Vihtori Lehmusviita was in a mental hospital for long periods, and died in 1967, following which his case was set aside. The man police generally held as a murderer was, at the time, a 38-year-old Isojoki resident living within a 1–2 km radius of the murder scene. In the 1940s, Lehmusviita was found guilty of a sexual offense, and was determined to have a mental illness. The police suspected that Lehmusviita was aided in covering up the crime from a 37-year-old brother-in-law, who had a criminal background. Both Lehmusviita and his brother-in-law knew the local terrain very well, as they had a common working field located fifty meters from where Saari was found. There was a shovel in the field that was used to dig the grave.

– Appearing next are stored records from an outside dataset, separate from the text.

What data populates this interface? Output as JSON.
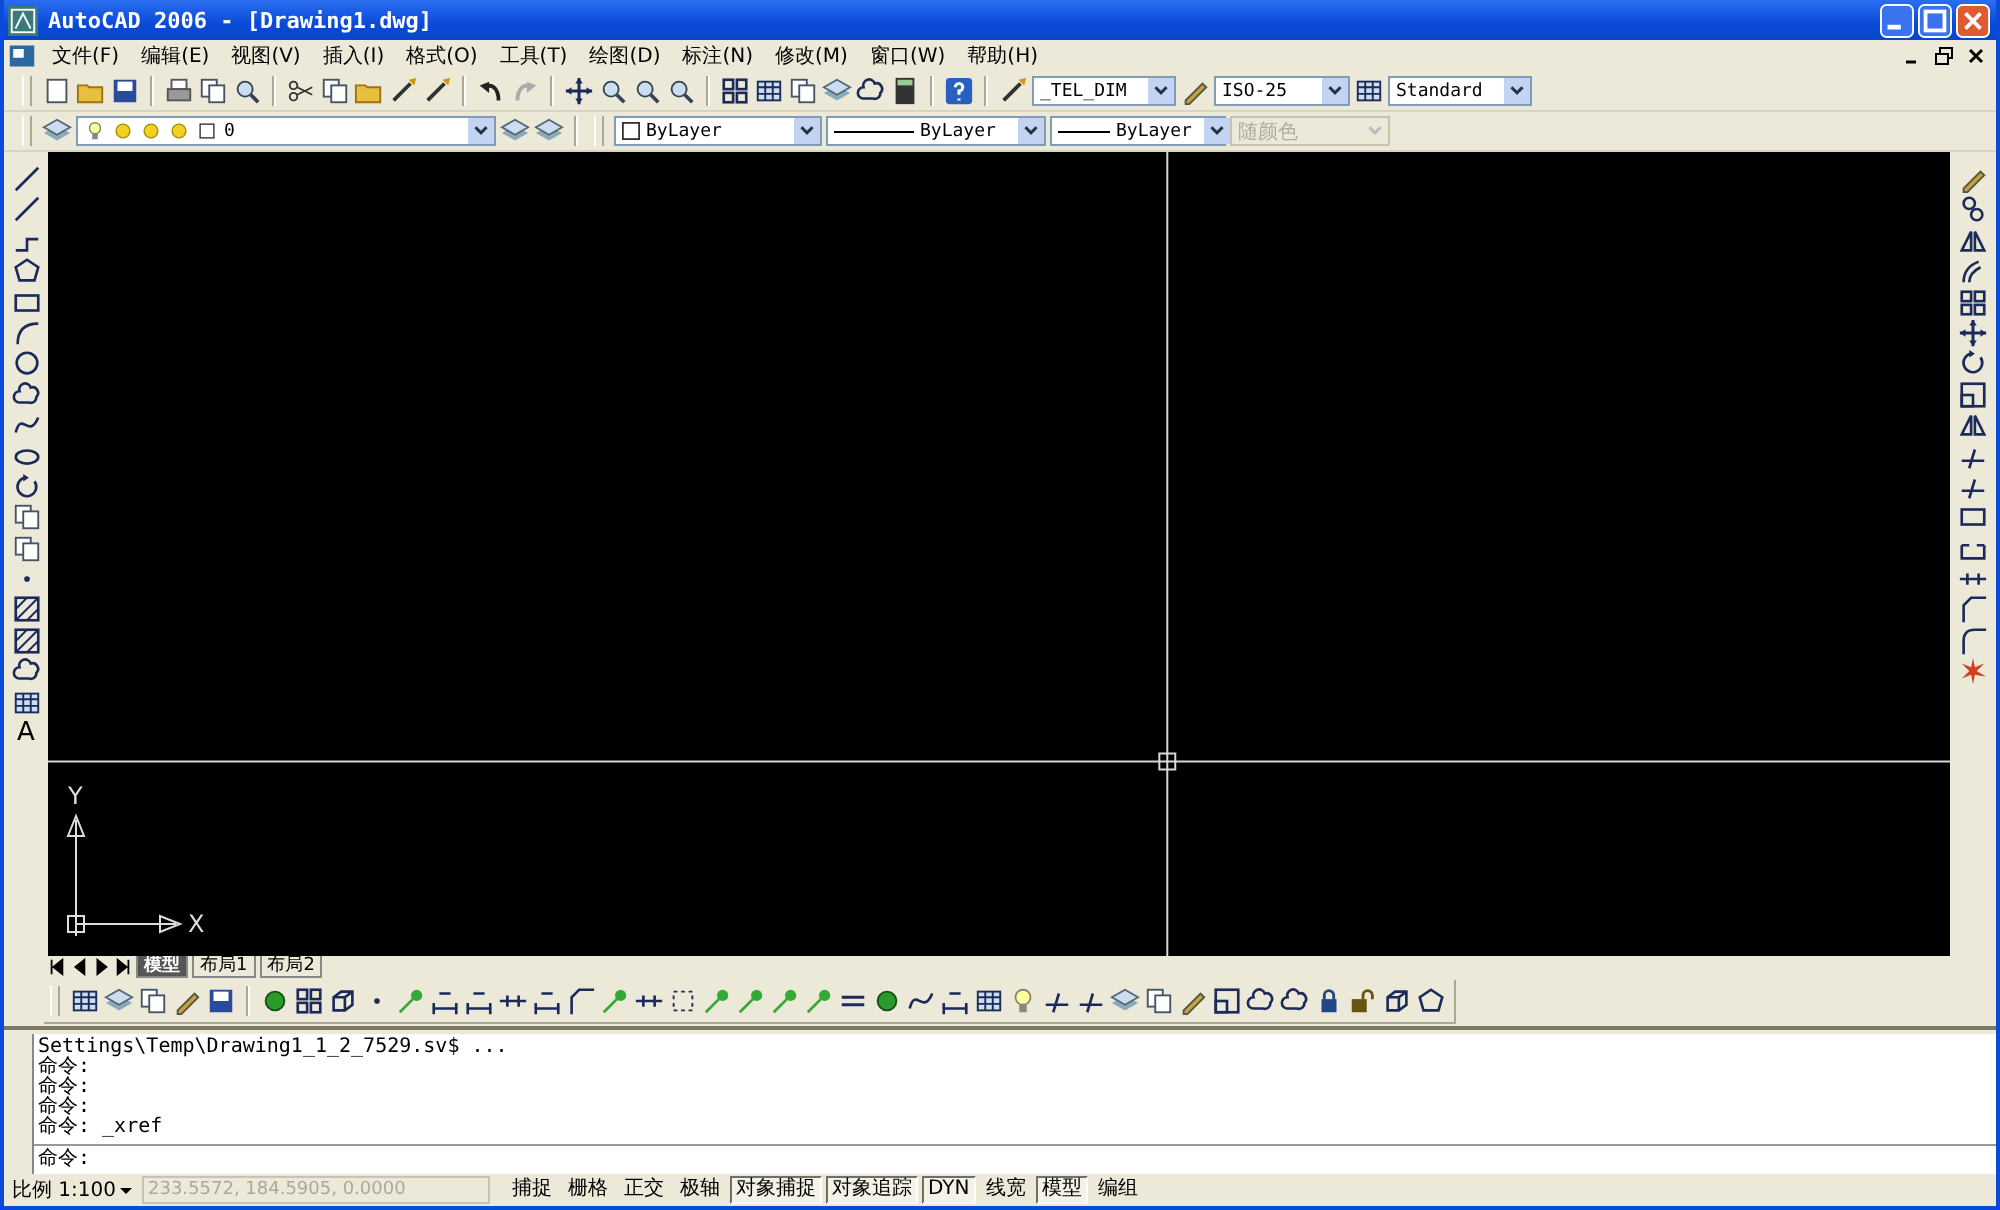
{
  "window": {
    "title": "AutoCAD 2006 - [Drawing1.dwg]"
  },
  "menu": [
    {
      "label": "文件(F)"
    },
    {
      "label": "编辑(E)"
    },
    {
      "label": "视图(V)"
    },
    {
      "label": "插入(I)"
    },
    {
      "label": "格式(O)"
    },
    {
      "label": "工具(T)"
    },
    {
      "label": "绘图(D)"
    },
    {
      "label": "标注(N)"
    },
    {
      "label": "修改(M)"
    },
    {
      "label": "窗口(W)"
    },
    {
      "label": "帮助(H)"
    }
  ],
  "styles_toolbar": {
    "text_style": "_TEL_DIM",
    "dim_style": "ISO-25",
    "table_style": "Standard"
  },
  "layers_toolbar": {
    "layer": "0"
  },
  "properties_toolbar": {
    "color_setting": "ByLayer",
    "linetype": "ByLayer",
    "lineweight": "ByLayer",
    "plot_style": {
      "value": "随颜色",
      "disabled": true
    }
  },
  "left_toolbar": {
    "text_tool": "A"
  },
  "canvas": {
    "ucs": {
      "x_label": "X",
      "y_label": "Y"
    }
  },
  "layout_tabs": [
    {
      "label": "模型",
      "selected": true
    },
    {
      "label": "布局1",
      "selected": false
    },
    {
      "label": "布局2",
      "selected": false
    }
  ],
  "command_history": [
    "Settings\\Temp\\Drawing1_1_2_7529.sv$ ...",
    "命令:",
    "命令:",
    "命令:",
    "命令: _xref"
  ],
  "command_prompt": "命令:",
  "status_bar": {
    "scale": "比例 1:100",
    "coordinates": "233.5572, 184.5905, 0.0000",
    "toggles": [
      {
        "label": "捕捉",
        "on": false
      },
      {
        "label": "栅格",
        "on": false
      },
      {
        "label": "正交",
        "on": false
      },
      {
        "label": "极轴",
        "on": false
      },
      {
        "label": "对象捕捉",
        "on": true
      },
      {
        "label": "对象追踪",
        "on": true
      },
      {
        "label": "DYN",
        "on": true
      },
      {
        "label": "线宽",
        "on": false
      },
      {
        "label": "模型",
        "on": true
      },
      {
        "label": "编组",
        "on": false
      }
    ]
  }
}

Lehmusviita's mother and sister gave him an alibi for the evening of the murder, saying that he was in bed by 19:00 after drinking heavily. When Lehmusviita was interrogated, he said that Saari was no longer alive, and that her body would never be found. Subsequently, he withdrew his statement, claiming that he had been misunderstood. Lehmusviita and his brother-in-law were questioned in the autumn of 1953. Shortly after this incident, the brother-in-law moved to Central Ostrobothnia, and then to Sweden. Lehmusviita was questioned again while he was in a mental hospital for treatment, but his doctor halted the interview when his behavior became strange and confused.